Rabbi Michael Broyde wrote in the Jewish Week that Conservative Judaism is dying. Sad, don't you know, to see pure Jewish souls lost to the likes of Ramah and JTS. And it's all because we embraced the homosexuals and uprooted a clear "Sinaitic prohibition". (If, on the other hand, we had created a "Sinaitic prohibition" where none existed before, that would be okay. But I digress.)
Now, the bulk of the article is founded on the same mistaken premise beloved by Orthodox demagogues everywhere: that "Jewish law" is by definition what Orthodox rabbis say is Jewish law. Thus Conservatism does not follow Jewish law because (wait for it) Conservative Judaism is not Orthodox.
The author, I remind you, is a professor of law at Emory.
But even apart from this intellectual heavy lifting he does say something interesting:
The truth is that there is a grand divide in the Jewish community worldwide between two groups: those who think that Jewish law (halacha) is really, truly, binding and those who do not.There are two implied propositions here:
1. Jewish law is binding.
2. Jews can be divided into two groups: those who think 1. is true and those who think 1. is not true.
What does it mean for halachah to be "binding"?
With "binding" in English we generally refer to a legal decision or agreement which the party or parties have agreed to follow beforehand, as in the phrases "binding contract" or "binding arbitration." An individual or body issues a decision on a contested point of law or procedure; the party must act according to that decision on pain of negative consequences.
Halachah is different. In some cases, a person presents a question to a rabbi on a certain matter, the rabbi renders a decision, and the person then acts according to that decision. This happens in a minority of occasions, even in Orthodox communities - thus I don't think that this what Rabbi Broyde is referring to in his characterization of halachah as binding. Rather, he is more plausibly referring to the body of halachah as binding.
Leave aside for a moment how we should define the body of halachah, because this is where R. Broyde and his Conservative colleagues differ. The problem is, for understanding "bindingness," that the situation of the Jew following halachah is different from the legal subject obeying a legal decision. For one thing, the source is not clear. Theologically speaking, the Source is clear, but halachah is many-layered, many-authored, and oftentimes internally contradictory. Thus, unless one asks a particular rabbi for a particular decision at that particular second, there are many particular elements of "Jewish law" one could hew to, or not. Even a given halachic question can be differently framed depending on how the "body of halachah" is understood.
The above is not to say that Jewish law is not binding.
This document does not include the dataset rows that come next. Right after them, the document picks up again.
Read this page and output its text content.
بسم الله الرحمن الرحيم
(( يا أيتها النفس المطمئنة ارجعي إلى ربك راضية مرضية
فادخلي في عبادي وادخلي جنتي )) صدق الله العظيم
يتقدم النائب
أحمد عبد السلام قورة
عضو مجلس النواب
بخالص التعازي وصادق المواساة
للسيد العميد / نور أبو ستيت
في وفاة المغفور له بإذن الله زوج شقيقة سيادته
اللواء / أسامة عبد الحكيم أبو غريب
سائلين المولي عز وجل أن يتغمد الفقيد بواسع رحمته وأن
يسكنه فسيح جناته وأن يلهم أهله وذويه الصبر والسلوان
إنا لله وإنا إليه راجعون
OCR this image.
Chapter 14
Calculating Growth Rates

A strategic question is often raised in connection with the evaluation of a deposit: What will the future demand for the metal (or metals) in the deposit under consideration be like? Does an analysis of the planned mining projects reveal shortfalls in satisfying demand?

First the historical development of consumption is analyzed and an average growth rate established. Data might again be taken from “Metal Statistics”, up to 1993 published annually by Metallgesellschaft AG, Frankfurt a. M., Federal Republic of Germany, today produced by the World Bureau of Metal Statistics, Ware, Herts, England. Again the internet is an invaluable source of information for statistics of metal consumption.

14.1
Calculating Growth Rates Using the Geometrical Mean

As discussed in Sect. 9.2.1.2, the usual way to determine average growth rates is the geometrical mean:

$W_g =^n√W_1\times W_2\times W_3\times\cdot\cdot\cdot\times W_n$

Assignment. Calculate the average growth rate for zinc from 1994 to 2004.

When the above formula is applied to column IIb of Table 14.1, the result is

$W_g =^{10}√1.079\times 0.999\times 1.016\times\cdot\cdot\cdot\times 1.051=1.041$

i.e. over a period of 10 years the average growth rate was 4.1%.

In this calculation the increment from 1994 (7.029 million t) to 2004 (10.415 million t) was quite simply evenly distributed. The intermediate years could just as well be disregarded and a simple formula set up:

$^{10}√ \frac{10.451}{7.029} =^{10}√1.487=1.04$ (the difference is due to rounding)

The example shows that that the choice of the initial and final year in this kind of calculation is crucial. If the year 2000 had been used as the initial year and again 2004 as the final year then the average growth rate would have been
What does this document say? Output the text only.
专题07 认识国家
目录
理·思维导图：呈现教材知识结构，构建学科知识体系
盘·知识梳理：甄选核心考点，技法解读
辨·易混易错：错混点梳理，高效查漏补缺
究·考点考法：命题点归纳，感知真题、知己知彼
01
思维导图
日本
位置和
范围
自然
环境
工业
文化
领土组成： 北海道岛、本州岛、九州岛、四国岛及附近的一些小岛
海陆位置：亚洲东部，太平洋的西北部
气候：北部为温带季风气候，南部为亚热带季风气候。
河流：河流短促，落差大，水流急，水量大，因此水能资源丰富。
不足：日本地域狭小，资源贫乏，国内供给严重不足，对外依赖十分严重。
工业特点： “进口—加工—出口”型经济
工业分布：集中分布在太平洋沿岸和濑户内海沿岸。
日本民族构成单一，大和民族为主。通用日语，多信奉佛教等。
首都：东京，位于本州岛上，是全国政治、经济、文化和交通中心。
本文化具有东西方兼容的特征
Of course I think it is! Merely that it is not enough, true, or convincing to say that "Jewish law is binding" means "I look in the Shulchan Aruch and I do what it says." The fact that I can disagree with one halachic source and agree with another makes any such characterization difficult.
In fact, given that halachah is so multi-faceted and non-unitary, it is no wonder that minds much greater than I have defined the bindingness of halachah as contingent on the existence of a community which sees halachah as binding! Thus we're right back to where we started, unless R. Broyde is of the opinion that "halachah is binding" means "Orthodox Jewish practice is binding."
Why all this throwing words around? Because if we are to divide American Jews into groups based on who thinks Jewish law is binding, it would help to get a handle on what this proposition actually means. Let's imagine we've done that (though we haven't), and return later to the issue of what American Jews think - even more complicated than the definition of "binding"!